I used to be a consultant to the Breakfast Cereals Advisory Board of the Food and Drink Federation.
I used to be a consultant for aspartame more than a decade ago.
When I was doing research at King’ College London, the following applied: Tom does not hold any grants or have any consultancies with companies involved in the production or marketing of sugar-sweetened drinks. In reference to previous funding to Tom’s institution: £4.5 million was donated to King’s College London by Tate & Lyle in 2006; this funding finished in 2011. This money was given to the College and was in recognition of the discovery of the artificial sweetener sucralose by Prof Hough at the Queen Elizabeth College (QEC), which merged with King’s College London.
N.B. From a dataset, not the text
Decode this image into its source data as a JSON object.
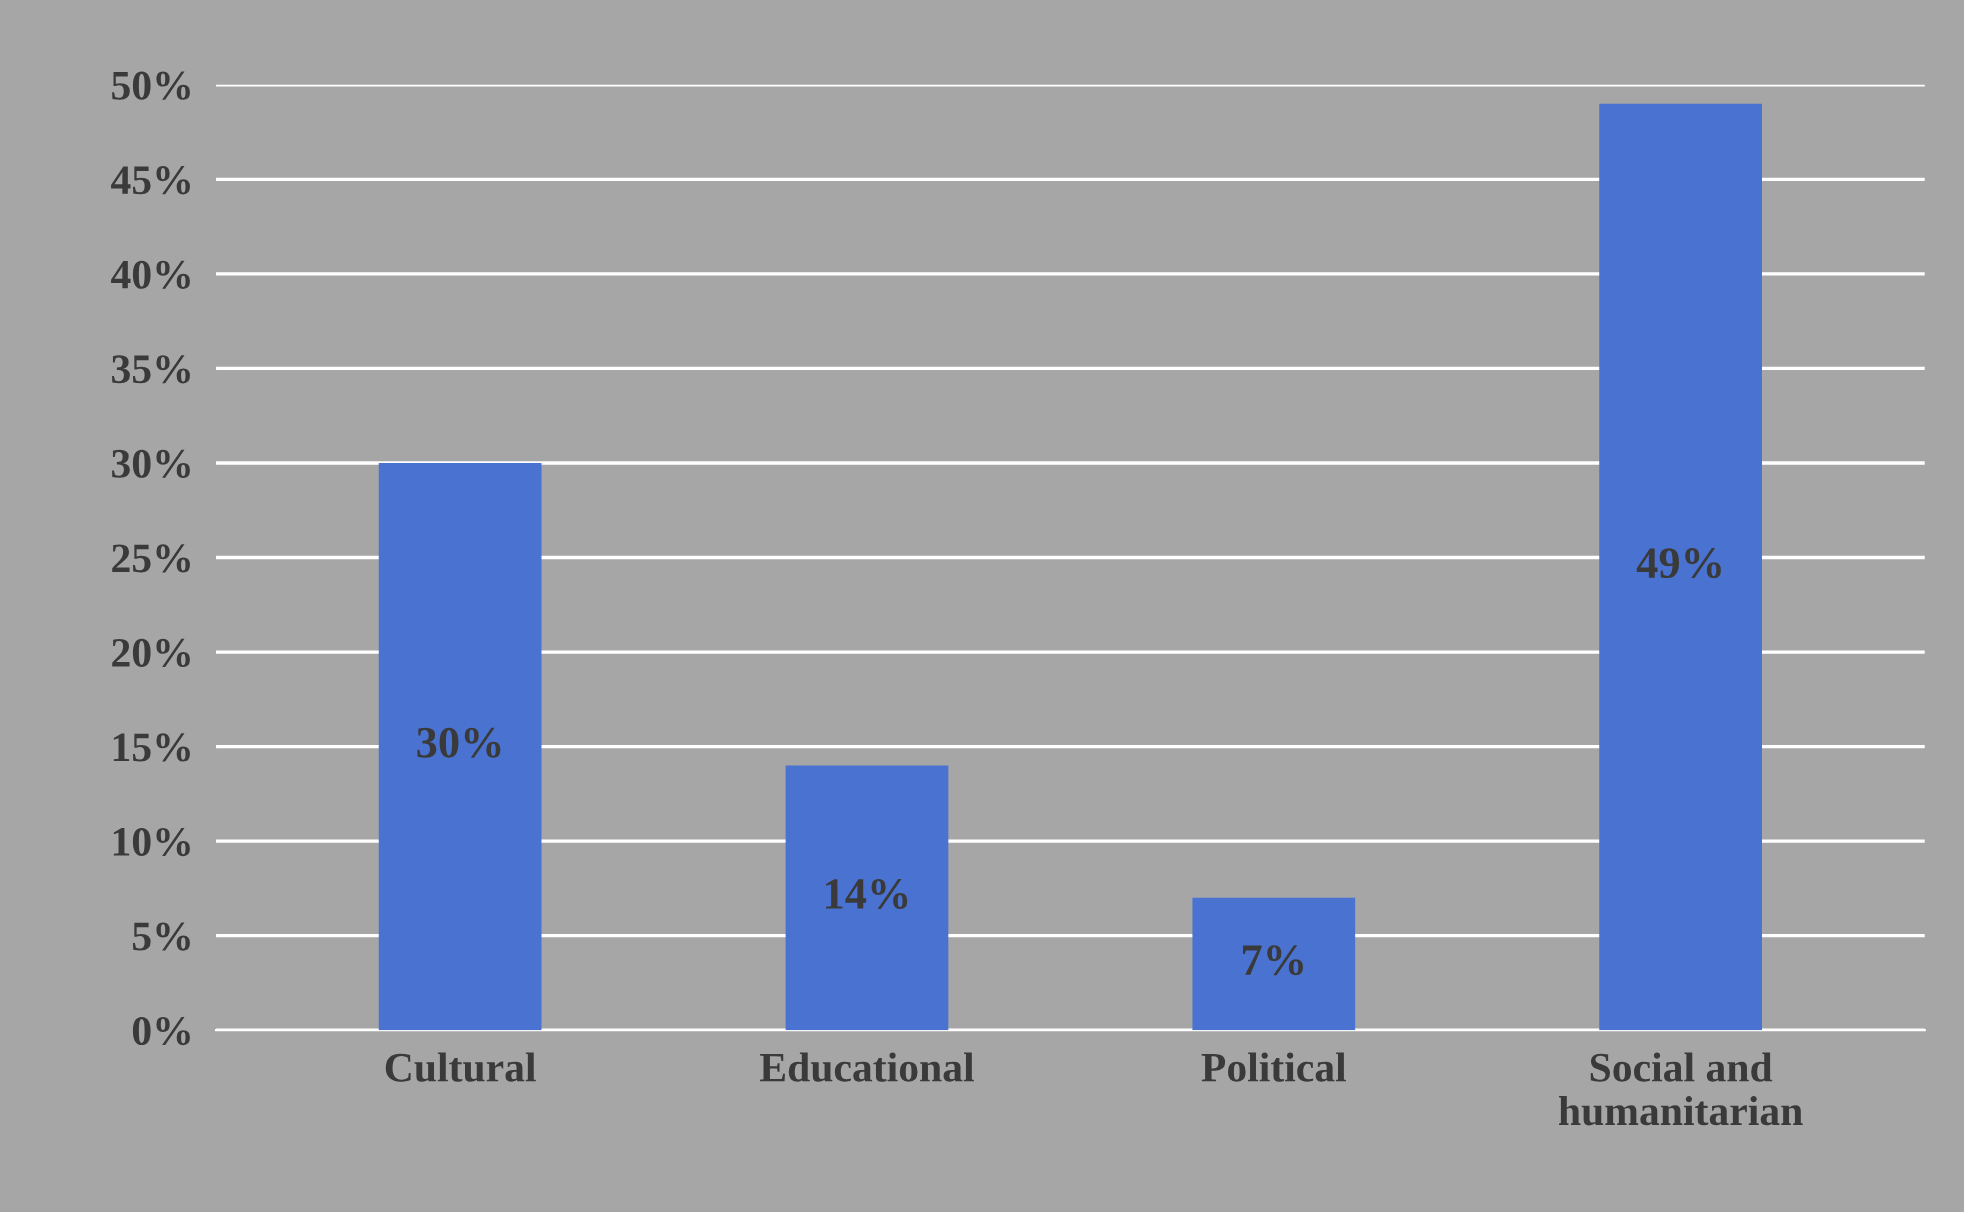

The Tate & Lyle grant paid for the Clinical Research Centre at St Thomas’ that is run by the Guy’s & St Thomas’ Trust, it was not used to fund research on sugar. Tate & Lyle sold their sugar interests to American Sugar so the brand Tate & Lyle still exists but it is no longer linked to the company Tate & Lyle PLC, which gave the money to King’s College London in 2006.”
Prof Alberto Fiore: “I do not have any conflict interest along the side, have not received any funding from industry or other research, have no roles as committee member.”
Prof Gunter Kuhnle: “I am a former member of the UK Committee on Toxicity of Chemicals in Food, Consumer Products, and the Environment; a current member of the Advisory Committee on Novel Foods and Processes; the Director of the Chemical Analysis Facility at the University of Reading, which provides analytical services to academic and commercial clients; have received research funding (2010–20) from Mars for work on flavanols; and have received consultancy payments from RSM UK and EQT, paid to the University of Reading. As a member of the EFSA ANS panel (2018-2019) and the UK’s COT (2019-2025) I was involved in the evaluation of food additives.”